Triangle: The Fire That Changed America by David Von Drehle
The Goods: When I was in high school, I remember reading a paragraph in my history textbook about the Triangle shirtwaist factory fire, and thinking, this sounds important, we should study this. But no, there were wars to be covered, and if we were going to make it to Vietnam by the end of the school year, there was no time to spend dallying around with labor movements, workers' safety and Tammany Hall.
As a result of my gap-filled history education, I am a huge sucker for any U.S. history books that deal with domestic happenings between 1865 and 1914, 1918 and 1941, and 1945 and 1965.
Triangle deals with the circumstances that led to 146 people burning, suffocating, or leaping to their deaths because they were locked in the factory workroom. And why would you have hundreds of people working in your factory and only one exit, you might ask.
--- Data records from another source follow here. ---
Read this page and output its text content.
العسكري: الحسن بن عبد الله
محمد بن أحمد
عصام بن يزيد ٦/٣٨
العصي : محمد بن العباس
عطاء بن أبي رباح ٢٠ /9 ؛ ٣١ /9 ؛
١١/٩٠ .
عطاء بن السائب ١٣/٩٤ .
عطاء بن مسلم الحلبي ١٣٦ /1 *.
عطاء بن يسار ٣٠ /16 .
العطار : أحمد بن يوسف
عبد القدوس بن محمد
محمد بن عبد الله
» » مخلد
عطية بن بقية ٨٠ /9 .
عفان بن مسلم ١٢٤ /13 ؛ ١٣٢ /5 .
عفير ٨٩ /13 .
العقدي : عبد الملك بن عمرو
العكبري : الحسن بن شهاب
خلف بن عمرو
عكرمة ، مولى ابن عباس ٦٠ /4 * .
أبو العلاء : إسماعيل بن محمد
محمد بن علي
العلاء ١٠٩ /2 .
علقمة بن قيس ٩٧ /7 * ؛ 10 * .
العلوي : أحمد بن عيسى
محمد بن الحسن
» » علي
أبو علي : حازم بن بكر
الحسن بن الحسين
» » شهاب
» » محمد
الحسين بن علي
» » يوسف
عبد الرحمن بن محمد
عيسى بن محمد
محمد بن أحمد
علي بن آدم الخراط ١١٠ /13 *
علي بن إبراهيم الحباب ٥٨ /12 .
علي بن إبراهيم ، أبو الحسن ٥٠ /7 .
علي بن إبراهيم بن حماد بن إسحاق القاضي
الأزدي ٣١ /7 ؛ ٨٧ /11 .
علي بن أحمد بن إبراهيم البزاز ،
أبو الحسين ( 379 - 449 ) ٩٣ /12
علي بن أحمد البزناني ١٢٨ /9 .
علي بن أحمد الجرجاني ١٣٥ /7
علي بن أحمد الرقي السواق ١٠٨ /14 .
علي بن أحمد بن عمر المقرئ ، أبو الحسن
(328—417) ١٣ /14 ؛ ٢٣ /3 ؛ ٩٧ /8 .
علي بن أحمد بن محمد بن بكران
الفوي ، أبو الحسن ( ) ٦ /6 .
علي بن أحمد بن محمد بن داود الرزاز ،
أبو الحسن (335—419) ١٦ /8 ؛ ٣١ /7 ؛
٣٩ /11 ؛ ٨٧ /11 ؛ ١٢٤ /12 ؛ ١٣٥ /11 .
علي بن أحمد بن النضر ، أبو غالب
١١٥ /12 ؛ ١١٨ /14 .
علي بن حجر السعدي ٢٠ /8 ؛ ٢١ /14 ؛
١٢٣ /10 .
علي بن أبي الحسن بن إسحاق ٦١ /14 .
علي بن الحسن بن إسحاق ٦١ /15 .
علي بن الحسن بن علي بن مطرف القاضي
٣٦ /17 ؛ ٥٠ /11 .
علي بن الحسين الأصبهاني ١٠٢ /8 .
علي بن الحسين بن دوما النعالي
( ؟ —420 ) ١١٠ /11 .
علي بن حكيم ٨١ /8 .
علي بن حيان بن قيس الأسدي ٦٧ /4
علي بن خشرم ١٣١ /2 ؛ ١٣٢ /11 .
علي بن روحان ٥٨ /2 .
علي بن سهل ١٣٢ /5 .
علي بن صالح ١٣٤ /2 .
Why, to make sure none of those working class women were smuggling stolen shirtwaists home in their handbags, of course.
Although the disaster led to a massive overhaul of workplace safety regulations (a lot of which are currently being dismantled), the factory owners were aquitted of all criminal and civil charges, and in fact, wound up with an insurance settlement that surpassed their monetary losses.
This is also a book about corrupt Gilded Age politics and the struggles of female factory workers for fair wages and humane working conditions and socialist newspapers and strikebreakers with no compunctions about beating up women in dark alleys. After reading Triangle, you will be running to your local library with a list of at least five things that you want to learn all about.
If you liked...: highly readable histories like Devil in the White City: Murder, Magic, and Madness at the Fair That Changed America by Erik Larson, this book is for you.